C’est pas tout à fait un mensonge. Même si je ressens moins le besoin de satisfaire mes pulsions avec d’autres hommes, je sais que c’est en partie parce que j’étais très occupée. Maintenant que le quotidien redevient monotone… j’aurai de plus en plus envie de sexe et de préférence avec une queue plutôt que d’utiliser le jet de la douche ou mon vibro.

— Et donc… tu te plais de l’autre côté du canton ?

— Oui, beaucoup. Tu veux pas t’y installer ?

— Pis quoi encore ? Une baise avec moi se mérite.
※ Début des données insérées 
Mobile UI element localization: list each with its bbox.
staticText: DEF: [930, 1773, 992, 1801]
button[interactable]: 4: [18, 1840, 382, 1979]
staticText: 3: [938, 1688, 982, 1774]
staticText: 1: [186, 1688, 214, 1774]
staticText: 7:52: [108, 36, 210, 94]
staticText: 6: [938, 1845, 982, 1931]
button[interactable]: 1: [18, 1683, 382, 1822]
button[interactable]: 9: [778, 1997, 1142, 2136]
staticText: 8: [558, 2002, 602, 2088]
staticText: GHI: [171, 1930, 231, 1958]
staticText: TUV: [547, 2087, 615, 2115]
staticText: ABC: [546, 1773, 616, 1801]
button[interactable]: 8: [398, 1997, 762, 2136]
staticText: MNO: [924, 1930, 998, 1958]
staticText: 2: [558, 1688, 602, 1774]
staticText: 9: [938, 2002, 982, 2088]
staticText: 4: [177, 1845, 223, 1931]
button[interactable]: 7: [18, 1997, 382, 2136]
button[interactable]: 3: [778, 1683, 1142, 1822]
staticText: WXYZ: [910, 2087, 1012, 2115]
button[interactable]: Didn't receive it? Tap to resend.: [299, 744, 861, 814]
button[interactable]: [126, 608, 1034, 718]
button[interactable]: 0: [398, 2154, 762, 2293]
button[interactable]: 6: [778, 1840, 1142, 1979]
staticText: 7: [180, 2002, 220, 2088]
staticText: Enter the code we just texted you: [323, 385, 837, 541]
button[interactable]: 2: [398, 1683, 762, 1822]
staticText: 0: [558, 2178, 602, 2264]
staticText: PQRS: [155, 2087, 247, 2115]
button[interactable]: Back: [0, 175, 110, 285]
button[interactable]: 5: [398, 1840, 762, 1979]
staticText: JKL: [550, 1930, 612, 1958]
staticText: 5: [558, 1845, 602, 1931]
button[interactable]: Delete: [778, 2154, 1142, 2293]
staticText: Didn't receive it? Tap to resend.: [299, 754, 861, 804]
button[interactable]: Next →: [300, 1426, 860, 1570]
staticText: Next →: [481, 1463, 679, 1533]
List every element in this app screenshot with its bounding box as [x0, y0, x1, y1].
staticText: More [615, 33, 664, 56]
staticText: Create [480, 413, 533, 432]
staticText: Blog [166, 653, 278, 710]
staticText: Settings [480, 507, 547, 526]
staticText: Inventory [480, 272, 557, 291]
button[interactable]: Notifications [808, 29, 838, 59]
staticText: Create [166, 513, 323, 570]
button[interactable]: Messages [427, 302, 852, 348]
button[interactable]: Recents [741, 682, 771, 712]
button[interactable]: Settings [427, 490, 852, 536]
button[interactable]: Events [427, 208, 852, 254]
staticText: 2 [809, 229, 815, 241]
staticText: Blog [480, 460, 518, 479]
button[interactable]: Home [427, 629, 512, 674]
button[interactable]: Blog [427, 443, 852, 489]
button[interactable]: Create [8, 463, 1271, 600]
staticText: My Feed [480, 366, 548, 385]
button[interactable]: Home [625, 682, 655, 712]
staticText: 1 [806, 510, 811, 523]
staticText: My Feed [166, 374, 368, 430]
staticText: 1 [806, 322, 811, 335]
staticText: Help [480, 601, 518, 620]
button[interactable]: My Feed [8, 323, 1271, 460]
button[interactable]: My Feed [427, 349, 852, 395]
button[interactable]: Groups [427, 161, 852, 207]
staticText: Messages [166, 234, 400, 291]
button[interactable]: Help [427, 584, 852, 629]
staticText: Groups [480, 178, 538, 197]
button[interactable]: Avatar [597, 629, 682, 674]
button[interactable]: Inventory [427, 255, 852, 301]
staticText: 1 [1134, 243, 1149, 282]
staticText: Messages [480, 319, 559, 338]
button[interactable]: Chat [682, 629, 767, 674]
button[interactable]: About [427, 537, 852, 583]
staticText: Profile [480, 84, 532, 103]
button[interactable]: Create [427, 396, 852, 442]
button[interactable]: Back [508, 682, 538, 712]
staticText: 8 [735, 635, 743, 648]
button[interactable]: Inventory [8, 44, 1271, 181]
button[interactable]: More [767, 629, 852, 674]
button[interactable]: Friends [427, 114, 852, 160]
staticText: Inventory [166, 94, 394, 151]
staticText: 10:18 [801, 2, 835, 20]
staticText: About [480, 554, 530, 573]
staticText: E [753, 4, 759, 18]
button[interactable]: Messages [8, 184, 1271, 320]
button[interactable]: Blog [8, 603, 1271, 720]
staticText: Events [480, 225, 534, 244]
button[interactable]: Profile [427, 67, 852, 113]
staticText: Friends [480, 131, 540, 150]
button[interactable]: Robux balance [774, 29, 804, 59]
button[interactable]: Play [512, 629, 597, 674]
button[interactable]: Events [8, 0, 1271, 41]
Je lui souris. C’est pas sa conversation que je cherche quand je viens ici, mais faut bien recharger les batteries, les miennes comme les siennes et le second round est toujours le meilleur. Il reste impatient, pas comme Manu qui aime prendre son temps en préliminaires. Allan va droit au but et change de position que lorsqu’il a des crampes. Autant dire après de longues minutes. Et moi pendant ce temps… je jouis, je me calme et je jouis encore. Un vrai festival. C’est le seul qui arrive – je sais pas trop comment d’ailleurs – à me calmer rapidement et à me faire mouiller à nouveau comme une folle. Manu aime les pauses, on se câline beaucoup, il perd parfois l’envie, alors que pour Allan… il n’y a que l’acte qui compte. Les jouissances, les plaisirs de me posséder. Il est dingue de mon corps, il le dit à chaque rencontre et j’adore qu’il m’adule de cette manière.

Mais il n’est pas amoureux, pas plus que moi d’ailleurs. On baise ensemble comme des amis font un tennis. Enfin pas tout à fait quand même, mais cela n’impacte pas sur nos vies privées. Il est en couple, depuis longtemps, elle ignore pour moi et d’un côté ça m’arrange. Ça m’évite qu’Allan me colle trop. J’aime décider de la fréquence de nos rencontres, même si je deviens son pantin dès mon arrivée, le premier pas, c’est toujours moi qui le fais.

Les règles sont claires entre nous, comme entre mon mari et moi. Manu connait les prénoms de mes amants, il sait quand je les ai vus, de préférence après le rendez-vous, mais jamais je ne les ai présentés l’un à l’autre. Allan et Manu ont failli se rencontrer lors d’un anniversaire d’un ami commun. Heureusement, Maxime était tombé malade et mon mari avait proposé de le veiller. Encore aujourd’hui, je ne sais pas comment j’aurais fait.